Verification and Benchmarks

Documentation

Test case

To verify and benchmark the field solver, we consider a circular geometry with a hole in the middle where the radial coordinate is defined as $\rho = \sqrt{x^2+y^2}$ . The geometry is confined between the radial values $\rho_{min}=0.2$ and $\rho_{max}=0.4$ . To define the test functions and coefficients, we introduce the normalized flux label and the geometric poloidal angle , defined as follows: $\begin{align} \rho_N = &\frac{\rho-\rho_{min}}{\rho_{max} - \rho_{min}}, \\ \tan\theta = &\frac{y}{x}. \end{align}$ The test functions are defined as: $\begin{align} \phi = & \cos\left( \frac{3}{2}\pi\rho_N\right) \sin(4\theta) + 1.3 \\ c = & 1.1 + \cos\left(\frac{\pi}{2}\rho_N\right) \cos(3\theta) \\ \lambda = & \rho\sin(\theta) \\ \xi = & \sqrt{\rho} \left(2+\cos(\theta)\right). \end{align}$ With these functions, we can compute the right-hand side $b$ at the inner mesh points analytically.

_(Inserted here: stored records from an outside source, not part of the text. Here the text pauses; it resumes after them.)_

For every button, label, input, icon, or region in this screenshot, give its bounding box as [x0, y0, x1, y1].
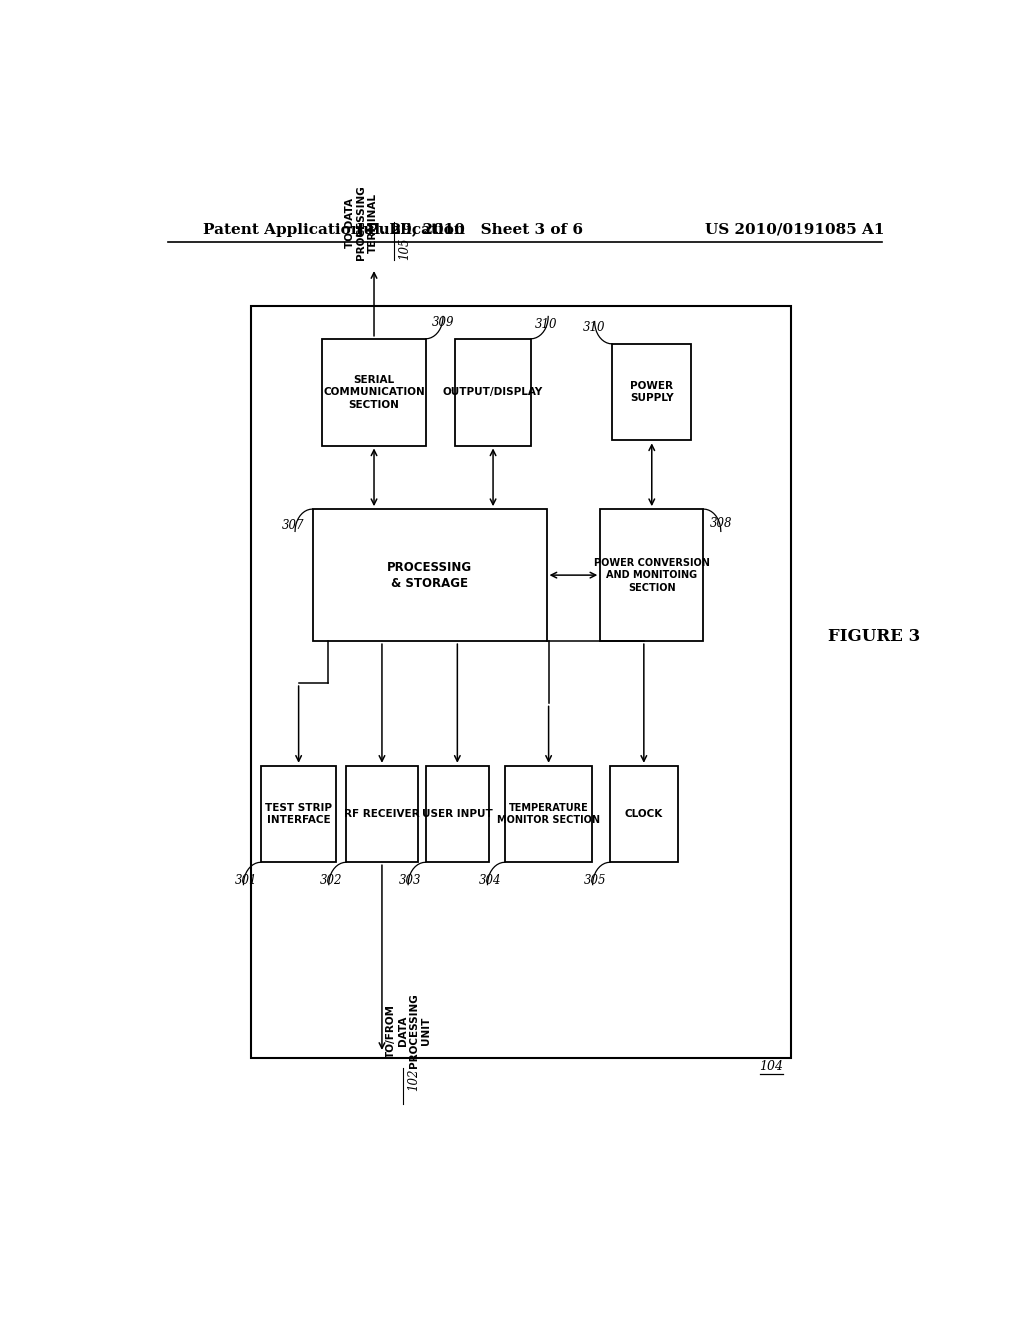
- Bar: [456, 339, 530, 446]
- Bar: [610, 766, 678, 862]
- Text: TEMPERATURE
MONITOR SECTION: TEMPERATURE MONITOR SECTION: [497, 803, 600, 825]
- Text: 307: 307: [282, 519, 304, 532]
- Text: TO DATA
PROCESSING
TERMINAL: TO DATA PROCESSING TERMINAL: [345, 185, 378, 260]
- Bar: [312, 510, 547, 642]
- Text: 310: 310: [584, 321, 606, 334]
- Bar: [346, 766, 418, 862]
- Text: 305: 305: [584, 874, 606, 887]
- Text: Jul. 29, 2010   Sheet 3 of 6: Jul. 29, 2010 Sheet 3 of 6: [355, 223, 583, 236]
- Text: OUTPUT/DISPLAY: OUTPUT/DISPLAY: [443, 387, 543, 397]
- Text: TEST STRIP
INTERFACE: TEST STRIP INTERFACE: [265, 803, 332, 825]
- Text: POWER CONVERSION
AND MONITOING
SECTION: POWER CONVERSION AND MONITOING SECTION: [594, 558, 710, 593]
- Text: USER INPUT: USER INPUT: [422, 809, 493, 818]
- Bar: [261, 766, 336, 862]
- Bar: [600, 510, 703, 642]
- Text: 302: 302: [319, 874, 342, 887]
- Text: RF RECEIVER: RF RECEIVER: [344, 809, 420, 818]
- Text: 301: 301: [234, 874, 257, 887]
- Text: US 2010/0191085 A1: US 2010/0191085 A1: [705, 223, 885, 236]
- Bar: [612, 345, 691, 441]
- Text: 105: 105: [397, 238, 411, 260]
- Text: POWER
SUPPLY: POWER SUPPLY: [630, 381, 674, 404]
- Bar: [251, 306, 791, 1057]
- Bar: [426, 766, 489, 862]
- Text: 102: 102: [408, 1068, 420, 1090]
- Text: 104: 104: [759, 1060, 782, 1073]
- Text: 310: 310: [535, 318, 557, 331]
- Bar: [505, 766, 592, 862]
- Text: FIGURE 3: FIGURE 3: [827, 627, 921, 644]
- Bar: [323, 339, 426, 446]
- Text: SERIAL
COMMUNICATION
SECTION: SERIAL COMMUNICATION SECTION: [324, 375, 425, 409]
- Text: 308: 308: [710, 517, 732, 531]
- Text: PROCESSING
& STORAGE: PROCESSING & STORAGE: [387, 561, 472, 590]
- Text: TO/FROM
DATA
PROCESSING
UNIT: TO/FROM DATA PROCESSING UNIT: [386, 994, 431, 1068]
- Text: 309: 309: [432, 315, 455, 329]
- Text: 303: 303: [399, 874, 422, 887]
- Text: CLOCK: CLOCK: [625, 809, 663, 818]
- Text: 304: 304: [478, 874, 501, 887]
- Text: Patent Application Publication: Patent Application Publication: [204, 223, 465, 236]
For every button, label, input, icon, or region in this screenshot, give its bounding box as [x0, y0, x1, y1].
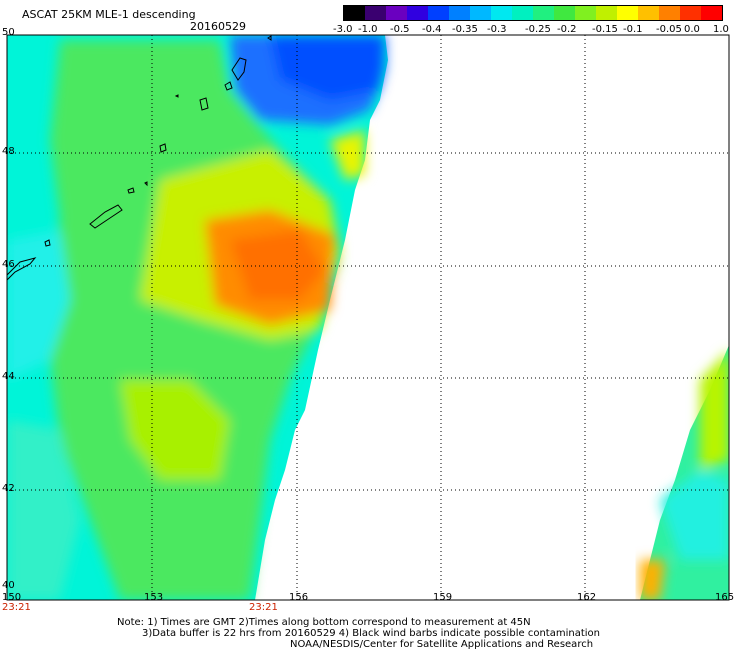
product-date: 20160529 — [190, 20, 246, 33]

At the outer Boundary $\rho_{max}=0.4$ , we apply Dirichlet boundary conditions, where the values at the boundary and ghost points are prescribed according to the solution. On the inner boundary $\rho_{max}=0.2$ we can either set Dirichlet boundary conditions in the same manner or prescribe Neumann boundary conditions, which are according to the prescribed solution zero normal gradient.

We note that the test case is representative of more complex geometry (divertors etc.) due to the usage of a locally Cartesian mesh. At the same time it allows to scale the problem size quickly.

Verification

Given the right-hand side, boundary conditions, and coefficients, we numerically solve the field equation and compare the obtained solution with the prescribed analytical solution. To assess the accuracy of the numerical solution, we measure the numerical error in both the L2-norm and the supremum norm, as a function of the Cartesian grid resolution $h:=\Delta x= \Delta y$ . We subsequently double the grid resolution from $h=4\cdot10^{-3}$ resulting in 25,726 grid points up to $h=1.25\cdot10^{-4}$ resulting in 24,196,346 grid points. When doubling the resolution, we also increase the number of multigrid levels by one (starting with 4), such that the coarsest mesh always remains the same.

The result of this analysis is presented in the figures below. For the case with purely Dirichlet boundary conditions, we observe second-order convergence. However, for the case with Neumann boundary conditions, we only first-order convergence is obtained due to the less accurate numerical discretization of the Neumann boundary conditions.

Numerical error in the L2-norm (blue) and supremum norm (orange) of the field solver for Dirichlet (left) and Neumann (right) boundary conditions at the core, as a function of mesh size. The numerical errors align very well to the theoretical scalings (gray lines), which is second-order for the Dirichlet and first-order for the Neuman case.

Performance benchmarks

We run performance benchmarks on the Raven supercomputer of the Max Planck Computing and Data Facility. Raven has Intel Xeon IceLake architecture with 72 cores per nodes and 4 Nvidia A100 GPUs per node. First we check the OpenMP scaling of the field solver for a fixed problem size of $h = 5\cdot10^{-4}$ resulting in 1,525,174 grid points, a bit larger than current typicall production runs. For the given problem size the performance satrts to deviate strongly frm the ideal scaling already around 12 OMP threads.

OpenMP scaling of field solver for fixed problem size of 1,525,174 grid points. The update routine is shown in blue and the solve routine in orange with the optimum scaling in gray.

Next we explore the scaling of the solver for varying problem size, ranging from $h = 4.00E-03$ with 25,726 grid points to $h=1.25E-04$ with 24,196,346 grid points. With each doubling of the resolution, we also increased the number of multigrid levels by one, starting with 4 levels. To ensure a fair comparison between the Fortran CPU implementation and the GPU implementation from the PAccX library, we fixed the number of OpenMP threads at 18. The CPU implementation exhibits near-linear scaling with problem size, as theoretically expected. The GPU implementation, while significantly faster overall, approaches near-linear scaling only at very high resolutions.

Scaling of solver performance in dependence of problem size carried out on a quarter Raven node. Left: For OpenMP parallelised Fortran solver (MGMRES), . The update phase of the solver (blue) follows a linear scaling $O(N)$ and the solve phase (orange) a $O(N\logN)$ scaling. Right: For GPU accelarated solver (MGMRES_GPU) the alignment to the theoretical scalings is only approached for large system sizes.